Isso é errado? Não, mas mostra um fato: o jogador optou por não arriscar. Um drible arriscado, um chute arriscado com pouco ângulo, uma tabela no campo de defesa, um passe de ruptura, quebrando linhas de marcação, na saída de bola. A cada dia que passa, eu, particularmente, vejo menos isso acontecendo. E, quando acontece, é sob condições de menos risco.
Por que se arrisca menos?
Essa resposta parece óbvia à primeira vista: se você arrisca menos, erra menos. Se erra menos, tem mais chances de vencer. E o futebol também é sobre vencer.

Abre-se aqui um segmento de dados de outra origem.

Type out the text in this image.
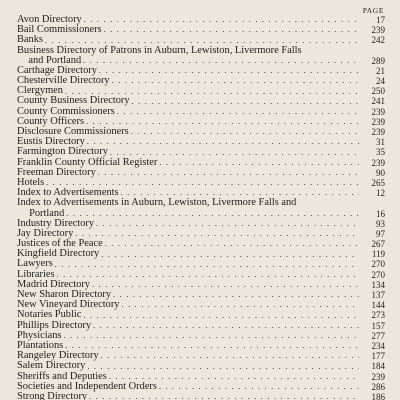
PAGE
Avon Directory . . .	17
Bail Commissioners . . .	239
Banks . . .	242
Business Directory of Patrons in Auburn, Lewiston, Livermore Falls
and Portland . . .	289
Carthage Directory . . .	21
Chesterville Directory . . .	24
Clergymen . . .	250
County Business Directory . . .	241
County Commissioners . . .	239
County Officers . . .	239
Disclosure Commissioners . . .	239
Eustis Directory . . .	31
Farmington Directory . . .	35
Franklin County Official Register . . .	239
Freeman Directory . . .	90
Hotels . . .	265
Index to Advertisements . . .	12
Index to Advertisements in Auburn, Lewiston, Livermore Falls and
Portland . . .	16
Industry Directory . . .	93
Jay Directory . . .	97
Justices of the Peace . . .	267
Kingfield Directory . . .	119
Lawyers . . .	270
Libraries . . .	270
Madrid Directory . . .	134
New Sharon Directory . . .	137
New Vineyard Directory . . .	144
Notaries Public . . .	273
Phillips Directory . . .	157
Physicians . . .	277
Plantations . . .	234
Rangeley Directory . . .	177
Salem Directory . . .	184
Sheriffs and Deputies . . .	239
Societies and Independent Orders . . .	286
Strong Directory . . .	186
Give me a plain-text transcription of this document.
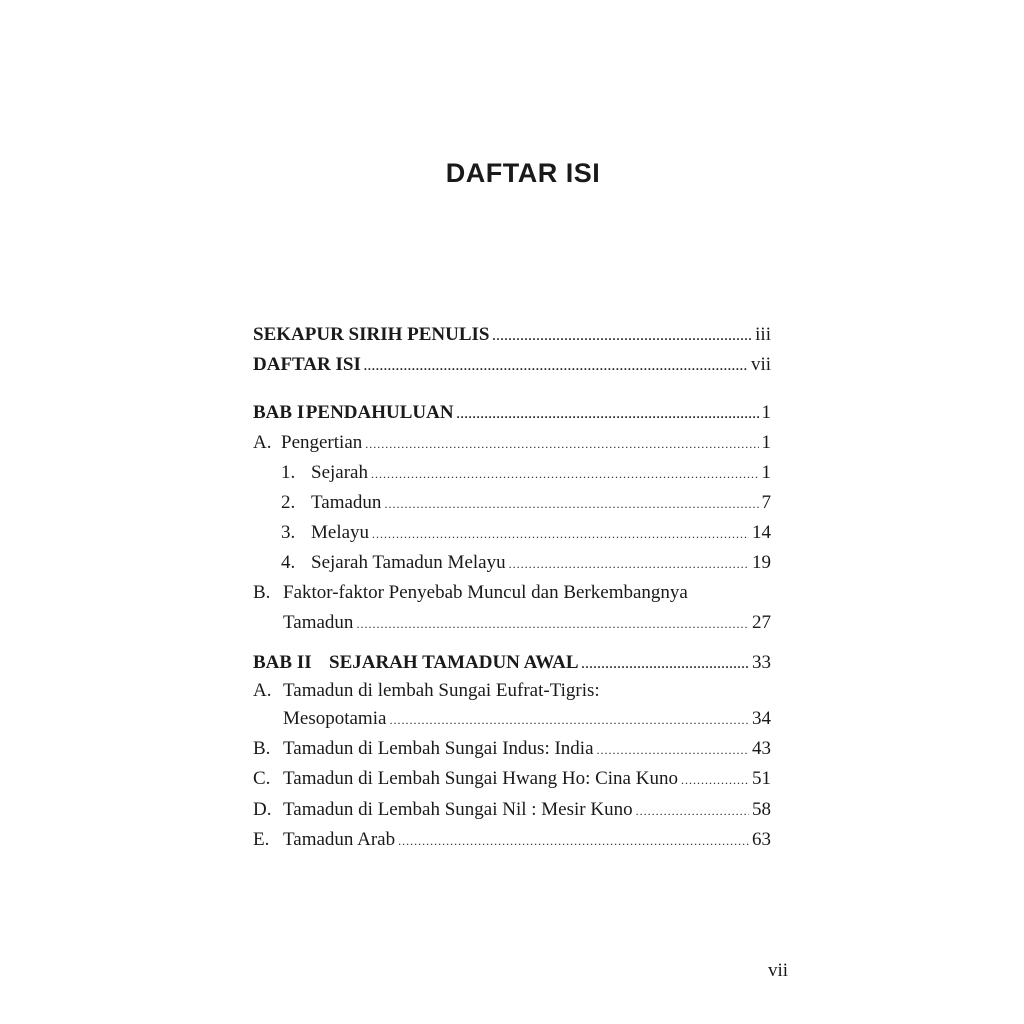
DAFTAR ISI
SEKAPUR SIRIH PENULIS .....	iii
DAFTAR ISI .....	vii
BAB I PENDAHULUAN .....	1
A. Pengertian .....	1
1. Sejarah .....	1
2. Tamadun .....	7
3. Melayu .....	14
4. Sejarah Tamadun Melayu .....	19
B. Faktor-faktor Penyebab Muncul dan Berkembangnya
Tamadun .....	27
BAB II SEJARAH TAMADUN AWAL .....	33
A. Tamadun di lembah Sungai Eufrat-Tigris:
Mesopotamia .....	34
B. Tamadun di Lembah Sungai Indus: India .....	43
C. Tamadun di Lembah Sungai Hwang Ho: Cina Kuno .....	51
D. Tamadun di Lembah Sungai Nil : Mesir Kuno .....	58
E. Tamadun Arab .....	63
vii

As narrativas, os prêmios partem da lógica da competitividade de haver um vencedor e sempre foi assim, mas não necessariamente os times em outras fases anteriores do esporte arriscavam menos.
A evolução tecnológica, técnica, física e tática do futebol é uma verdade inquestionável, mas nem toda evolução traz só benefícios, porque nem futebol e nem a vida é “preto no branco”, “melhorou ou piorou”. Essa evolução do jogo trouxe pontos muito positivos para a profissionalização e equilíbrio das competições, mas em contraponto carrega problemas em outros pontos.

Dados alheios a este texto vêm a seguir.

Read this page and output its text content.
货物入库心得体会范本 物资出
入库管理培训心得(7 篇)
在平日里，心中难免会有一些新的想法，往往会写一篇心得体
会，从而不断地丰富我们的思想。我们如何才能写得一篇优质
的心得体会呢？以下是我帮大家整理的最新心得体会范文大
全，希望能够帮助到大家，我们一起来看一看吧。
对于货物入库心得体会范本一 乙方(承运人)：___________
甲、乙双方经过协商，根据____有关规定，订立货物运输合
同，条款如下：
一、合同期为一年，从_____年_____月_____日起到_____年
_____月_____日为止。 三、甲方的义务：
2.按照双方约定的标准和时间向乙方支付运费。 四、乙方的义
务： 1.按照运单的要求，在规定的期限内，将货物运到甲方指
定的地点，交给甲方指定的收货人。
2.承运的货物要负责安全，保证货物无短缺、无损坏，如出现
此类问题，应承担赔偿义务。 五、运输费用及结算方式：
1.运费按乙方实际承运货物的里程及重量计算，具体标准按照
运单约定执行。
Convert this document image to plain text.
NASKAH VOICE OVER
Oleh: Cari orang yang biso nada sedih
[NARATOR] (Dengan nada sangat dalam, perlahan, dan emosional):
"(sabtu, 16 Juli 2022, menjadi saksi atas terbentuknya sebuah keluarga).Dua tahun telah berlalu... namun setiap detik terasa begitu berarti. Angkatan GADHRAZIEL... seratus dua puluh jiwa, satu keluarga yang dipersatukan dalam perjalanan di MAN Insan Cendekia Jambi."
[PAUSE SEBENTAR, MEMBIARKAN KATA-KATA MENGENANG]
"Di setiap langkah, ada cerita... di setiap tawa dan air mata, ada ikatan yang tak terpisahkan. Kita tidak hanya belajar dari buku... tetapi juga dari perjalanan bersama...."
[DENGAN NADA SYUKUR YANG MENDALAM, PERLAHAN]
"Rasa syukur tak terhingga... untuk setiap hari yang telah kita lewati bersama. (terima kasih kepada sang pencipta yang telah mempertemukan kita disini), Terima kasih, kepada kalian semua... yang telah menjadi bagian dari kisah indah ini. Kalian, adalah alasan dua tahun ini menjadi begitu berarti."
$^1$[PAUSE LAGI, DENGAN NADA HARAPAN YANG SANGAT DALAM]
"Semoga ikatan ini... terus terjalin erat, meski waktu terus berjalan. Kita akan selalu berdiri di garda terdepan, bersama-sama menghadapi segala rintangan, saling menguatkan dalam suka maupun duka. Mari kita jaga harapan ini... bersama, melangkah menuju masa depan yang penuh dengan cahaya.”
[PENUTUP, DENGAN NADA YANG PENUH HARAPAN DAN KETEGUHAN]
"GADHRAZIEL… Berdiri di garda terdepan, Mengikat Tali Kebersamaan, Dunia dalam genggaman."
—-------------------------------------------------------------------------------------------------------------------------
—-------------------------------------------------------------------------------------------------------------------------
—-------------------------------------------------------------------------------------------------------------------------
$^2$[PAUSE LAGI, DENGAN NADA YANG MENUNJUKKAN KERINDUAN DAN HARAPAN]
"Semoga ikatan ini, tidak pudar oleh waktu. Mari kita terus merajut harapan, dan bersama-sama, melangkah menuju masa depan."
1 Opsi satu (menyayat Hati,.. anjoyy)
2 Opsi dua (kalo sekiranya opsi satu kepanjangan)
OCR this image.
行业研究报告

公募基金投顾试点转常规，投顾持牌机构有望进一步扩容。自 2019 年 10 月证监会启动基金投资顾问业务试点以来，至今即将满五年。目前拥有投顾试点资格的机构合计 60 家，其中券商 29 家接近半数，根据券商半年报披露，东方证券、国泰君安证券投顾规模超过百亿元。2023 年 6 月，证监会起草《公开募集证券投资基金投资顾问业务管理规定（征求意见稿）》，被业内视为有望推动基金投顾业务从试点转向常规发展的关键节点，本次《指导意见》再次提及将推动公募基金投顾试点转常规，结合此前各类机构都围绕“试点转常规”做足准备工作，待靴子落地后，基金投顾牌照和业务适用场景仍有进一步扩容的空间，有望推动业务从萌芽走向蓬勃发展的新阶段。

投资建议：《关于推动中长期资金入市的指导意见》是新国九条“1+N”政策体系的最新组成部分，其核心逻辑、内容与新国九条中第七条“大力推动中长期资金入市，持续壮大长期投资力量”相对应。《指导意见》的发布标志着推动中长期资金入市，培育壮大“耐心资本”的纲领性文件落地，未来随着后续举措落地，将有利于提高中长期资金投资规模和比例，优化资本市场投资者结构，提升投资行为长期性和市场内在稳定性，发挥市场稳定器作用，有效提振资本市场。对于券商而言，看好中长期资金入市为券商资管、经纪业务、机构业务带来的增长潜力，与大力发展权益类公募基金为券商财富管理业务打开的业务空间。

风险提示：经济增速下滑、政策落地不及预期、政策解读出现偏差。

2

Isso porque o mundo ainda consome o futebol com base nas narrativas e nas respostas prontas: “Guardiola venceu, a Espanha venceu, o futebol europeu é superior taticamente e o que fazemos aqui é errado”. Já foi batido na tecla aqui em vários textos de outros colegas de como algumas ferramentas foram universalizadas e aquilo que foi narrativamente colocado como superior passou a ser copiado e reproduzido.
Jogo de posição, ataque posicional, marcação por zona, periodização tática, tiki taka, supervalorização das respostas táticas, supervalorização das estatísticas… essas ferramentas do jogo foram importadas em diversos locais diferentes do mundo como resposta mais evoluídas e corretas, superiores e mais modernas.
Essas ferramentas, por si só, não têm nada de errado, mas todas têm ônus e bônus na prática, umas mais do que outras e, claro, sempre dependendo dos contextos em que estão inseridas. Mas os grandes pontos em comum entre elas são: narrativa de modernidade superior; elas condicionam mais controle do treinador sobre as dinâmicas do jogo, sobre o jogador e mais padronização das individualidades; e, principalmente: minimizam mais os erros.
Não significa que Guardiola e seus times estejam errados por fazer isso, afinal, Doku e Foden arriscam e bem, o time atacar de forma tão exposta também é arriscado. É só uma das várias maneiras de chegar ao gol e vencer, mas que se forem aplicados por aí de forma cega e descontextualizada, vai gerar automatismos e imposições a todos os tipos diferentes de jogadores e de equipes.
Como isso se relaciona com o risco? O jogo e o jogador acabam condicionados a evitar erros. E aqui, não estou falando dos erros no processo de aprendizado, mas dos erros sob a pressão do resultado do jogo. Isso está diretamente ligado ao que João Paulo Sampaio trata no vídeo presente no início do texto: até mesmo no processo de formação dos atletas, os treinadores optam por se proteger e proteger o atleta do risco, colocando-os na ponta e abrindo mão de tê-los em espaços de maior risco de perda de posse, por exemplo.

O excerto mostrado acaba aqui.